Un accueil dédié aux étrangers devrait être ouvert au sein des locaux de la sous-préfecture de Saint-Denis ; à Bobigny, un pré-accueil sera censé fluidifier les files d’attente. Certains dossiers pourront être traités par voie postale, un accueil réservé aux handicapés et femmes enceintes devrait être ouvert, tout comme des sanitaires à l’extérieur.
« Ils sont en train de voir comment s’arranger mais pas avant 2014 », indique pourtant le représentant CFDT, à la suite d’un rendez-vous avec
le secrétaire générale de la préfecture, Arnaud Cochet.
Pourtant, la « réorganisation lourde » n’inclut pas l’augmentation des effectifs, seule façon de diminuer les files d’attente. La mise en application de la RGPP inquiète aussi le syndicaliste qui craint une réduction des effectifs :
« S’il y a une baisse du nombre de fonctionnaires, c’est du suicide, on va droit dans le mur ! »

Deux rendez-vous à Bobigny, un seul dans les autres préfectures

L’ouvrage de 42 pages intitulé « Etrangers : conditions d’accueil et de traitement des dossiers à la préfecture de Bobigny : l’indignité ! » dresse un état des lieux accablant. Non seulement les conditions d’accueil et surtout d’attente sont inhumaines mais, de plus, les délais de réponses et de traitement des dossiers « atteignent près d’un an ».
La cause principale : les pratiques préfectorales propres à Bobigny, plutôt que l’augmentation du nombre de demandeurs. Stéphane Maugendre, le président du Gisti (Groupe d’information et de soutien des immigrés), explique :
« Pour renouveler un titre de séjour, normalement, un rendez-vous suffit. Mais ici, ce sont deux qui sont nécessaires. Alors que dans certaines préfectures, la demande de renouvellement se fait par courrier ou par mail ».
La conséquence, c’est « deux fois plus de monde et pas assez de personnel » explique-t-il :
« Plusieurs centaines de cartes de séjour sont là, à la préfecture, mais il n’y a pas de fonctionnaires pour les distribuer.
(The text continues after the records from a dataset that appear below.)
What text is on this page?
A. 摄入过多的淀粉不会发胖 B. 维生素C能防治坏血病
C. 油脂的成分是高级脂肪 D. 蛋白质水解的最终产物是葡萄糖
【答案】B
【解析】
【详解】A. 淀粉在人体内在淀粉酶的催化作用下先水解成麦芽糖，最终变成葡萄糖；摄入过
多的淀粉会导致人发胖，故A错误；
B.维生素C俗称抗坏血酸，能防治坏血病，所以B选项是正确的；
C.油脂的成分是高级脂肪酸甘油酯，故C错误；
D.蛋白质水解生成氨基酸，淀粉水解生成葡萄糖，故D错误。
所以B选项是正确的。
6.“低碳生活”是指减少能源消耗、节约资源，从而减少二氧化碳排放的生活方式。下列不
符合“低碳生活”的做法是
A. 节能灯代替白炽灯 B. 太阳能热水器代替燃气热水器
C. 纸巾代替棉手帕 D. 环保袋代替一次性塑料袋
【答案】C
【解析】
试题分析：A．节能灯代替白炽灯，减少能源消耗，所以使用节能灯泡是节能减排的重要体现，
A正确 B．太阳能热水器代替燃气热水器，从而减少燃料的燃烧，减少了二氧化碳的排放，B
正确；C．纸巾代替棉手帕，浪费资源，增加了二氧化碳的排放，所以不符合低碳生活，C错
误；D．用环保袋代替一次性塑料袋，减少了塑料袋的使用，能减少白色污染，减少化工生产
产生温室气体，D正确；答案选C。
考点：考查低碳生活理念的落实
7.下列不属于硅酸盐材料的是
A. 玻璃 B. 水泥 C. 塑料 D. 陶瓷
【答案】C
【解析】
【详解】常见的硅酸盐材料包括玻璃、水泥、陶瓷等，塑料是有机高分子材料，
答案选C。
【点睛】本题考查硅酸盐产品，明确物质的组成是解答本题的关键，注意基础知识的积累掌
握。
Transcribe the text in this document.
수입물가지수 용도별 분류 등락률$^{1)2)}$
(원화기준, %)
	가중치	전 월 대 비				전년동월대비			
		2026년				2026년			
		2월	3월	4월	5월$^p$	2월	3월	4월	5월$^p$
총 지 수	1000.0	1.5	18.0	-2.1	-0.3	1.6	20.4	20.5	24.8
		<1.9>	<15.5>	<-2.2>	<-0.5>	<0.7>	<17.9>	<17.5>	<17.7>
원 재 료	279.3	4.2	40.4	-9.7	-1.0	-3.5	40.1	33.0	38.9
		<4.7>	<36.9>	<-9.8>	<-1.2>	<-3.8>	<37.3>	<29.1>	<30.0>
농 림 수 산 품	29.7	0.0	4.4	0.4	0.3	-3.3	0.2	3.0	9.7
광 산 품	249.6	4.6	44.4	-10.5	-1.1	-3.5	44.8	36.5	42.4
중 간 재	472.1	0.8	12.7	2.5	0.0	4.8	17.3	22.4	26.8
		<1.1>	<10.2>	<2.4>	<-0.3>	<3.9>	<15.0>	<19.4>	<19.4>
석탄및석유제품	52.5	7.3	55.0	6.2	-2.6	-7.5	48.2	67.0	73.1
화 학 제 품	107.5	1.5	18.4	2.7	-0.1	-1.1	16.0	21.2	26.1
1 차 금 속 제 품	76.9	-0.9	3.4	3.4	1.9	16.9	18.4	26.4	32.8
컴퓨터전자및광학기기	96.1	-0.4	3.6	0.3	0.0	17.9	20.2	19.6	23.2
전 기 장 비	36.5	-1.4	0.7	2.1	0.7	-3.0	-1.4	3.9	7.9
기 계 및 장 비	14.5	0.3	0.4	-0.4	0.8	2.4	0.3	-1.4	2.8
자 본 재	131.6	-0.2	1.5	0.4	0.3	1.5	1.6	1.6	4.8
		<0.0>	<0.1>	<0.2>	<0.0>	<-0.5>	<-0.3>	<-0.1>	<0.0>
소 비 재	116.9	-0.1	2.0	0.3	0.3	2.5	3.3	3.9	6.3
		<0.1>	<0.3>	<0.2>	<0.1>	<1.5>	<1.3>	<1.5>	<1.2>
J’ai reçu des clients à qui on a attribué un titre de séjour expirant deux mois après. »


Salihan Maria et d’autres femmes dans la file devant la préfecture (Camille Garcia/Rue89)
Le livre noir propose une série de solutions concrètes, comme le traitement par e-mail, des informations sur les formalités à suivre en plusieurs langues, mais préconise, pour l’instant, de toujours venir accompagné d’un francophone si on ne maîtrise pas la langue.
Stéphane Maugendre :
« Depuis la loi de 2006 de Brice Hortefeux, les employeurs doivent faire parvenir à la préfecture une copie de titre de séjour de leurs employés. Et eux peuvent le faire par e-mail ou par fax, on ne leur demande pas de se déplacer.
C’est une excuse stupide de dire que les immigrés ne savent pas se servir d’Internet. La réalité, c’est qu’il y a une méfiance de plus en plus accrue vis-à-vis de l’étranger. »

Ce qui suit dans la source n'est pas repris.